El Estado debe tomar decisiones conducentes a proteger valores sociales de los objetos y servicios transables en los mercados, aplicar correcciones y sanciones correspondientes para los que violan los derechos sociales que deberían garantizar esos valores. Por consiguiente, los productos antisociales tienen que desaparecer del mercado o compensar al público por sus efectos tóxicos tal como se hace con altos impuestos en el caso de los cigarrillos y bebidas alcohólicas.
La Constitución recibió una impronta socialdemócrata en la reforma de 1994. Basta citar los artículos 41 (derecho ambiental, protección, residuos peligrosos y radioactivos), 42 (consumidores y usuarios, derechos, defensa de la competencia y servicios públicos), 43 (amparo judicial), 75 (inciso 18, prosperidad del país y bien común; inciso 19, desarrollo humano).
Debate sobre modelos económicos
Si se contempla el escenario político de Argentina, se percibe que la solución para su gravísima situación no se encuentra en modelos económicos como los que enarbolan los dirigentes de la coalición opositora (principalmente en el Pro), y los promotores mediáticos de alguna institución que estaría preparando un programa “neutral y a disposición de cualquier gobierno futuro”, expresión que resume simultáneamente un disparate político y una obscenidad semántica.
Estos esfuerzos se caracterizan por un desprecio visceral hacia la precariedad social del país, los siete millones de jubilados, así como millones de indigentes y niños en estado de miseria alimenticia. Quieren privatizar, ajustar, mutilar los recursos de la salud y la educación pública, echar trabajadores formales a la calle, eliminar planes sociales, porque de esa manera robustecen los apetitos desenfrenados de grupos empresariales que se preparan a hacer negocios, con el propósito inconfesable de destruir el entramado de la seguridad social y laboral vigentes.

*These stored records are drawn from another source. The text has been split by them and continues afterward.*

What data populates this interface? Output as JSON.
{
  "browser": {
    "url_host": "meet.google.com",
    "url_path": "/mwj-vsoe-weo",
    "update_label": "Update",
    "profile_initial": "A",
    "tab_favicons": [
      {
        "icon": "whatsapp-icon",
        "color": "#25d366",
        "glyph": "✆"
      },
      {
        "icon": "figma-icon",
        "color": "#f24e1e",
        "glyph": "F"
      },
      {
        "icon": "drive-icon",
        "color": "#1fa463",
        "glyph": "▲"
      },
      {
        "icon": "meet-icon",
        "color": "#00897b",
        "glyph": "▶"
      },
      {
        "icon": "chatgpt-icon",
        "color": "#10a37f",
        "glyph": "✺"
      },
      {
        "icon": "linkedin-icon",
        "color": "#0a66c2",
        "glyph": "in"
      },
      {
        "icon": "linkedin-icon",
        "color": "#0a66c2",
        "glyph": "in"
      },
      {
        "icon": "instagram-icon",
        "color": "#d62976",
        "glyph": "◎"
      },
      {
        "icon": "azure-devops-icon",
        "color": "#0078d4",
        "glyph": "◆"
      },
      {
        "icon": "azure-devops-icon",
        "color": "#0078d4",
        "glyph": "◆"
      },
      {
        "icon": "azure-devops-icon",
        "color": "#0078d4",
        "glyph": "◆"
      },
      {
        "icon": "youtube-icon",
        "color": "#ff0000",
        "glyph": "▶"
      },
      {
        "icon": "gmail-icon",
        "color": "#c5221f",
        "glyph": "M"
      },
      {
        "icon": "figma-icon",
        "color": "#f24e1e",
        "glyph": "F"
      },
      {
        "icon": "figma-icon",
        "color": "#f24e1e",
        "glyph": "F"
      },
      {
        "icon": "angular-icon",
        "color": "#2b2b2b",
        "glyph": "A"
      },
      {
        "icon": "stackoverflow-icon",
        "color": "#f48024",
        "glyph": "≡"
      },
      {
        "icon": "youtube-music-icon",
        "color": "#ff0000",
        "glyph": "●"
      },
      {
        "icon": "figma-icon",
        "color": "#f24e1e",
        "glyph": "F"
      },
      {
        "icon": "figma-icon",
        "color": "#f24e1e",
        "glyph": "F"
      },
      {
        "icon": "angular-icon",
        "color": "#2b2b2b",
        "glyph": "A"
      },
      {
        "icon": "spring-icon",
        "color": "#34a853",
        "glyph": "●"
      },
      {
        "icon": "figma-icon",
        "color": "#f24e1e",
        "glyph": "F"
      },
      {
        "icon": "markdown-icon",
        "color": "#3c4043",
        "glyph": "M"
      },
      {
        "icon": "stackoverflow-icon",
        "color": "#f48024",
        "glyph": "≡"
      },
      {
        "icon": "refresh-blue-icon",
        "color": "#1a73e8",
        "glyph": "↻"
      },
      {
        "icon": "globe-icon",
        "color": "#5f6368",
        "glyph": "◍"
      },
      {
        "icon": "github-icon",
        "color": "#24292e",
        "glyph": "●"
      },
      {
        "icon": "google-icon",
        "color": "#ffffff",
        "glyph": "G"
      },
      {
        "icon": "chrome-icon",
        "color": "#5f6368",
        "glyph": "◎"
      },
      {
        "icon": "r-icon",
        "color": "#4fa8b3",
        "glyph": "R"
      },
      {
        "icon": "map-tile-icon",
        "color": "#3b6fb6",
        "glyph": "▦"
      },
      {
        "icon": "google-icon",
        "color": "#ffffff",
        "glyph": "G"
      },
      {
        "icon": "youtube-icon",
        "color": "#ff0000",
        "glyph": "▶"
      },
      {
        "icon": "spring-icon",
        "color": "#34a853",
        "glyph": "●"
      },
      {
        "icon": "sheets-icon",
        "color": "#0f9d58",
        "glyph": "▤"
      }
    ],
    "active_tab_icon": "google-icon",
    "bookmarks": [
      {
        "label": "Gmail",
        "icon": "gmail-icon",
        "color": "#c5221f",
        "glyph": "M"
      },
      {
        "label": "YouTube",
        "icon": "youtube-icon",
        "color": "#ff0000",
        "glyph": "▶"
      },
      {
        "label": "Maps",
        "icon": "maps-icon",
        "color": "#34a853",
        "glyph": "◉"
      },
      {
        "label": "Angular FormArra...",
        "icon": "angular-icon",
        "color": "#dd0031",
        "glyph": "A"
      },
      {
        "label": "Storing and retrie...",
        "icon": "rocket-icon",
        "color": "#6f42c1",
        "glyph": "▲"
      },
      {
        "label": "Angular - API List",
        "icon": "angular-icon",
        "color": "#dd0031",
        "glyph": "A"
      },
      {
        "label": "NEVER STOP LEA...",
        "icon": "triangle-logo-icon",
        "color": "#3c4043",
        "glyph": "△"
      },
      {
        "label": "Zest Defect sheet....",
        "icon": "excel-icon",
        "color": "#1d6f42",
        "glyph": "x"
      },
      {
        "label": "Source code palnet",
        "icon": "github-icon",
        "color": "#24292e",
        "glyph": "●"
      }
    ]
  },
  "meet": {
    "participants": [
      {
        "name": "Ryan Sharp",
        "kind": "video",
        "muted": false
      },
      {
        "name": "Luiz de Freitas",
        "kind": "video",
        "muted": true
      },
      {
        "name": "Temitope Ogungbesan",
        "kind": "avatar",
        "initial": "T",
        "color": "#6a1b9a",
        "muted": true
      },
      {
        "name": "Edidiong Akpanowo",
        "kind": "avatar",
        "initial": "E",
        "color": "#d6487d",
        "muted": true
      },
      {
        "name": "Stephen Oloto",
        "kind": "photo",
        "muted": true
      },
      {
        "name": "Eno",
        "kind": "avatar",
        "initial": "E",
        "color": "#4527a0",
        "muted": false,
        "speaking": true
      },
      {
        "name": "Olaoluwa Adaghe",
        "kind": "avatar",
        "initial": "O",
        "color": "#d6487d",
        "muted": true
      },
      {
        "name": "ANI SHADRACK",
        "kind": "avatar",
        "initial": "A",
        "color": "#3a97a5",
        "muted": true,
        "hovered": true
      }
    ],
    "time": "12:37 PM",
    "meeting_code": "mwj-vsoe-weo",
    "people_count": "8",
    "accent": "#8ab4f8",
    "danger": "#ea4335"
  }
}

Afortunadamente, la mayor parte de la población está consustanciada con las cuatro dimensiones de acción colectiva que brindan el mejor remedio a nuestro alcance: democracia representativa, mercados sociales, Estado de Bienestar y civismo participativo (esta última dimensión es el punto de encuentro para una concertación estabilizadora a lo largo del tiempo entre gobierno, sindicatos, movimientos sociales y empresarios). O sea, el camino hacia la socialdemocracia, inserta en la genética misma del peronismo. Para el 2023, sólo el Frente de Todos estaría en condiciones de articular esas cuatro avenidas de esperanza con imaginación sociológica y eficacia política.
* Doctor en Administración (UBA, 1998), escritor y analista político.